Here is one game I played often when my children were younger:
Bumping, Bumbling, Happy Bears
Two bears run around happily singing then one gets a bit louder and bumps into the other. The bear that bumped can say “Oh Bear, I’m sorry. Did I hurt you? May I give you a hug?” then he hurt bear may cry a bit and say “When you bumped me I felt startled. It hurt me. Can we sing and dance but watch out for each other?” Then the bears can dance around and play. Repeat the story and invite your child to be one of the bears, or both the bears.
Discipline without Shame: Don’t spank, isolate or shame your child as a means to teach them better behavior or how to control their emotions. Such an approach to discipline will not help your child learn how to really address, recognize and better manage their emotions. It is also modeling an “out of control” manner of dealing with frustration and anger.

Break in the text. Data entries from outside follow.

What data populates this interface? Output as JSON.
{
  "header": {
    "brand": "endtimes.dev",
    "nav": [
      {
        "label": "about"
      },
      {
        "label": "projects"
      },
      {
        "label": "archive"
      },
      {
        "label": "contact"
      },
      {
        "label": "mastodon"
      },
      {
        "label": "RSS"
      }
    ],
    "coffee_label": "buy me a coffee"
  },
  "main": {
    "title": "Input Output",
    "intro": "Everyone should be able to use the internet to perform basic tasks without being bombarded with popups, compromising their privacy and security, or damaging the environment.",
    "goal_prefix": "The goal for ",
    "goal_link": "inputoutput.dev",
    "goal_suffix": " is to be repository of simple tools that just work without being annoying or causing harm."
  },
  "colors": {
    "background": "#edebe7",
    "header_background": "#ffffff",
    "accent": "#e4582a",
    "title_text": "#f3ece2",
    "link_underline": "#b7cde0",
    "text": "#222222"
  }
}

Emotion Coaching and Empathy: When children become frustrated, anxious, angry or sad, especially in public places, more than anything they need empathy and reassurance that you love them. Compassion and empathy even during meltdowns and anger tend to support children so they may move through their feelings and restore back to a state of wellness and balance. This also models to children how to deal with strong emotions.
Peace & Be Well,
Ariadne
Hello! I’m so happy to have stumbled upon your website! I also write a blog focused on positive parenting strategies, including alternatives to time-out. 🙂
Thank you for such clear suggestions as we help our children become more emotionally intelligent. To add to your book recommendations, my kids love the Elephant & Piggie series by Mo Willems. He does such a fantastic job showing a wide range of emotions! It’s fun to look at the pictures and have my kids guess the emotion.
I look forward to reading more of your articles! Thanks again.
Hi Nicole,
Thank you so much. Oh Elephant and & Piggie series is wonderful, thank you for adding that!

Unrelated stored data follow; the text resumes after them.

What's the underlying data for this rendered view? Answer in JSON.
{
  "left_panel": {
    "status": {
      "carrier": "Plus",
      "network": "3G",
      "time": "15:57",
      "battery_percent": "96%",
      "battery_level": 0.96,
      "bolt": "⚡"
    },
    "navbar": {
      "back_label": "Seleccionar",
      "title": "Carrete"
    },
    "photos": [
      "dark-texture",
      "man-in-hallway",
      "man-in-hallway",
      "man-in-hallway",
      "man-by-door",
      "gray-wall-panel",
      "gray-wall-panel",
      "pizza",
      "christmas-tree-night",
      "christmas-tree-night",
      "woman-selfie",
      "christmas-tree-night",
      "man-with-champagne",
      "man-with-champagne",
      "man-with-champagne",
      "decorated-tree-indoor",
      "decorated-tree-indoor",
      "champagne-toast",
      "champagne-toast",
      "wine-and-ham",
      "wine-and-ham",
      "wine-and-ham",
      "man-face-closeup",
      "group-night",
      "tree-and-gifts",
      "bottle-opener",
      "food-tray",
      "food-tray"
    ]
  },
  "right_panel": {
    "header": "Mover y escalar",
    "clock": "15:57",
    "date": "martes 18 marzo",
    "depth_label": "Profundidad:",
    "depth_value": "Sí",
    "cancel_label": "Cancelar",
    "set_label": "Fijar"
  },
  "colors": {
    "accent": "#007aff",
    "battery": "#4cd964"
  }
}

Love these very helpful ideas on helping children to effectively express and manage their emotions. So often a header leads the reader to believe there is helpful information only to be a disappointment. Not so with this one! Thank you so much for sharing this!

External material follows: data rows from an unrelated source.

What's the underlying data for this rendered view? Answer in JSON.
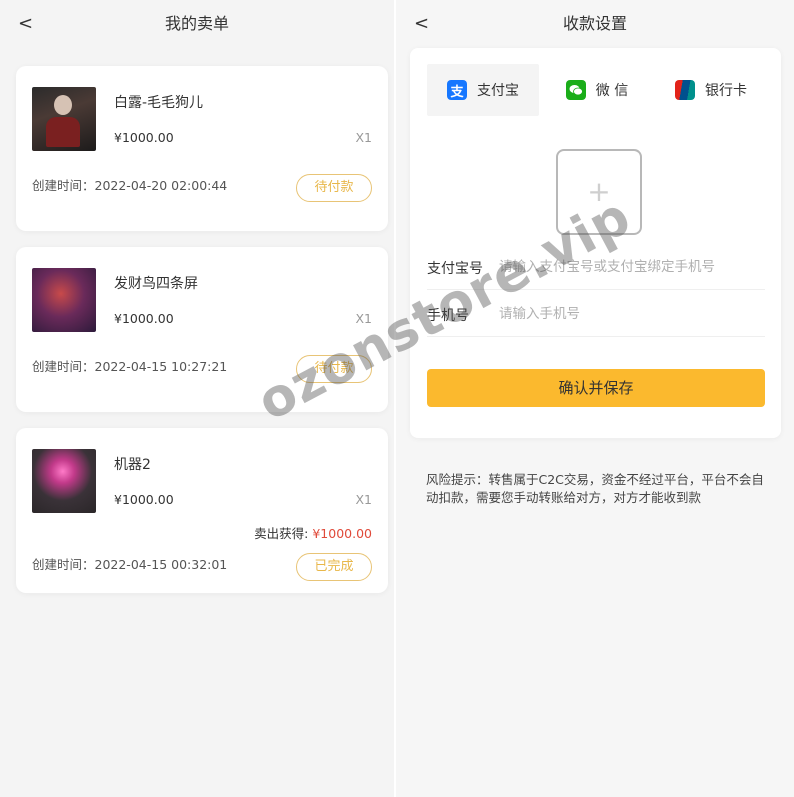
{
  "left": {
    "back": "<",
    "title": "我的卖单",
    "orders": [
      {
        "name": "白露-毛毛狗儿",
        "price": "¥1000.00",
        "qty": "X1",
        "created": "创建时间：2022-04-20 02:00:44",
        "status": "待付款"
      },
      {
        "name": "发财鸟四条屏",
        "price": "¥1000.00",
        "qty": "X1",
        "created": "创建时间：2022-04-15 10:27:21",
        "status": "待付款"
      },
      {
        "name": "机器2",
        "price": "¥1000.00",
        "qty": "X1",
        "earn_label": "卖出获得:",
        "earn_amount": "¥1000.00",
        "created": "创建时间：2022-04-15 00:32:01",
        "status": "已完成"
      }
    ]
  },
  "right": {
    "back": "<",
    "title": "收款设置",
    "tabs": [
      {
        "label": "支付宝",
        "icon": "alipay-icon",
        "glyph": "支"
      },
      {
        "label": "微 信",
        "icon": "wechat-icon"
      },
      {
        "label": "银行卡",
        "icon": "unionpay-icon"
      }
    ],
    "upload_plus": "+",
    "fields": [
      {
        "label": "支付宝号",
        "placeholder": "请输入支付宝号或支付宝绑定手机号"
      },
      {
        "label": "手机号",
        "placeholder": "请输入手机号"
      }
    ],
    "confirm": "确认并保存",
    "risk": "风险提示：转售属于C2C交易，资金不经过平台，平台不会自动扣款，需要您手动转账给对方，对方才能收到款"
  },
  "watermark": "ozonstore.vip",
  "colors": {
    "accent": "#fbb92e",
    "status_border": "#e8c476",
    "earn_red": "#e04a3a"
  }
}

Christina, thank you so much for your wonderful feedback. I know what you mean about the headlines, it can be so frustrating! So glad this was helpful.
This may be a cultural difference but I have an issue with the use of the word ‘mad’ to denote anger. To be mad where I come from historically means to have a long term mental illness. Anger is a valid, necessary and healthy human emotion. For children to authentically feel anger (not suppress it) and learn how to express it anger should not be linked to madness. Otherwise very sound and helpful advice.
Hi Mary,
I believe this is a cultural difference in the use of the word. This is the definition that was being used from the dictionary:
Mad = very angry. “don’t be mad at me” synonyms: angry, furious, infuriated. antonyms: calm, unruffled.
In the United States, mad is commonly used to mean angry and children may say “I am mad at you” when they dislike something and it is not offensive. Many parenting articles on similar topics will have titles such as “Everyone Gets Mad: How to Help your child with Anger” or “Mad is not Bad: It’s Ok to Feel Your Feelings”
I’m sorry for the confusion, I realize it can also mean mentally ill or extremely foolish and that is not the definition intended. Thank you so much for sharing your feedback.